Saturday, June 23, 2012

On Competing with APIs

APIs are just a vehicle for creating ecosystems and it's through exploitation of ecosystems (under models such as innovate-leverage-commoditise) that a company can aim to become linear for innovation, customer focus and efficiency with the growth of the ecosystem.

So when competing in an active market on APIs providing similar activities (such as Infrastructure), you really only need to ask yourself - what are the relative sizes of the active developer ecosystems consuming those APIs?

1. If yours is bigger and growing faster relative to competitors … you're winning. If done correctly, you're likely to become even more innovative, customer focused and efficient than your competitors. Whoot!

2. If yours is smaller but growing faster relative to competitors … you should eventually win. It might take you many years and you run the risk of the larger competitor finding that killer API but if things keep on as is, then that's fine.
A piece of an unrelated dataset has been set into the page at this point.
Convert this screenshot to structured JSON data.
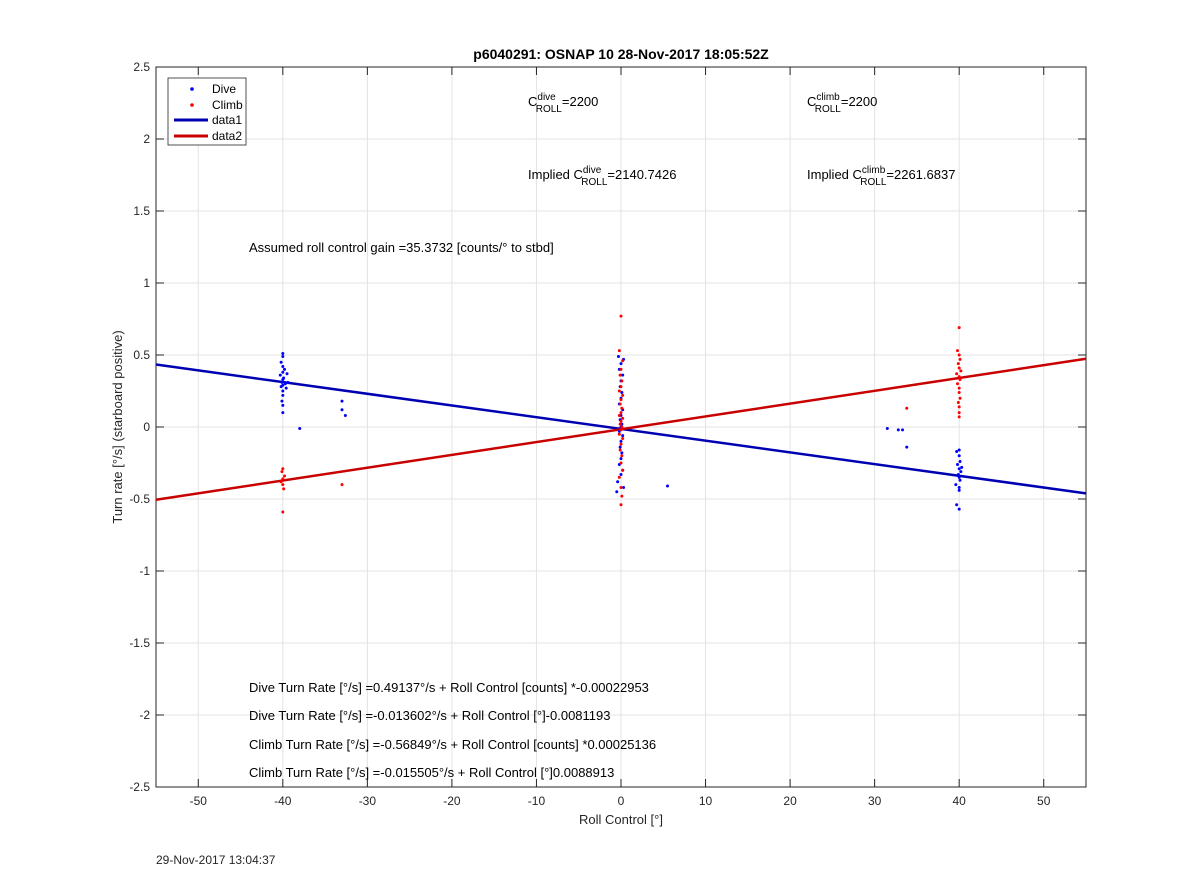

3. If yours is smaller and growing slower relative to competitors … then copy their APIs. This is especially true if what we're talking about is a commodity (i.e. we're discussing utility services rather than rental services for a product) because attempts to differentiate on a commodity are likely to be futile - you'll probably end up in a niche area.

In the latter case, it's far better to tag along by co-opting the dominant ecosystem with a view of extending it once you have found a way of making your ecosystem dominant. For example, if you're OpenStack then one advantage you can create over Amazon is by creating a competitive market of OpenStack providers. Hence by adopting the dominant EC2/S3/EBS APIs, your focus should be to co-opt the existing ecosystem and offer it an advantage through a marketplace of providers.

Alas, achieving this would mean giving up on ideas about differentiating around a commodity or providing an on-ramp private cloud targeted towards your own public service. It would also require those involved overcoming their own iterative prisoner's dilema where an individual company attempts to differentiate to their own advantage weakening the system as a whole.

Whether OpenStack or Eucalyptus or CloudStack will achieve this and become dominant, well it all depends upon how well they play the game. At this moment in time, it certainly appears as if Amazon is just running away with it.

I said to myself I would never again write another post about bloody APIs. This subject has bored the industry and myself rigid for the last five years. I retired from Cloud over two years ago to get away from this nonsense on differentiating a commodity and ... well nothing surprises me about cloud. The industry will probably still be arguing over this in five years from now. Fortunately at least Eucalyptus and CloudStack understand things clearly, along with Canonical / Ubuntu and Mark Shuttleworth

Also, before anyone says it ... APIs are of course not all that's necessary for semantic interoperability, it's a starting point. Cloning APIs only get you so far but at least it's further than not cloning APIs.

Also, before anyone says it ... won't copying APIs just force providers into a price war and a spiral down to lowest margin. Absolutely and if you're a hardware provider (e.g. Dell, HP, IBM) then that's exactly what you want.

Why? Well if the market continues as is then you're going to find yourself in a strategically weak position with a single large buyer - Amazon. What any hardware vendor should be looking for is a fragmented market. By causing a price war, you'll increase demand and that's good.

Why? Because Amazon appears to run at high margin (if you compare to the best examples of commodity private cloud). Now Amazon is a shrewd player and so you can assume that the reason why they've been dropping prices but not to the extent possible is because they're controlling demand which seems to be growing at somewhere near a whopping 200%. You can therefore assume that Amazon has a bottleneck - I'd hazard a guess at buying land for data centres. So, if you force a rapid growth in demand by causing a price war then you will naturally fragment the market. This is good for the strategic position of hardware suppliers.

Also, before anyone says it ... yes, that will only work if computing infrastructure is highly elastic which the last thirty years of data says it is.

In general when it comes to APIs, I'm secretly hoping that Amazon will open source the technology behind EC2 / S3 / EBS in order to shut up the rest of the industry. I don't expect them to actually do so (for numerous reasons) but it would great for my own benefit if Amazon just ended these tiresome discussions.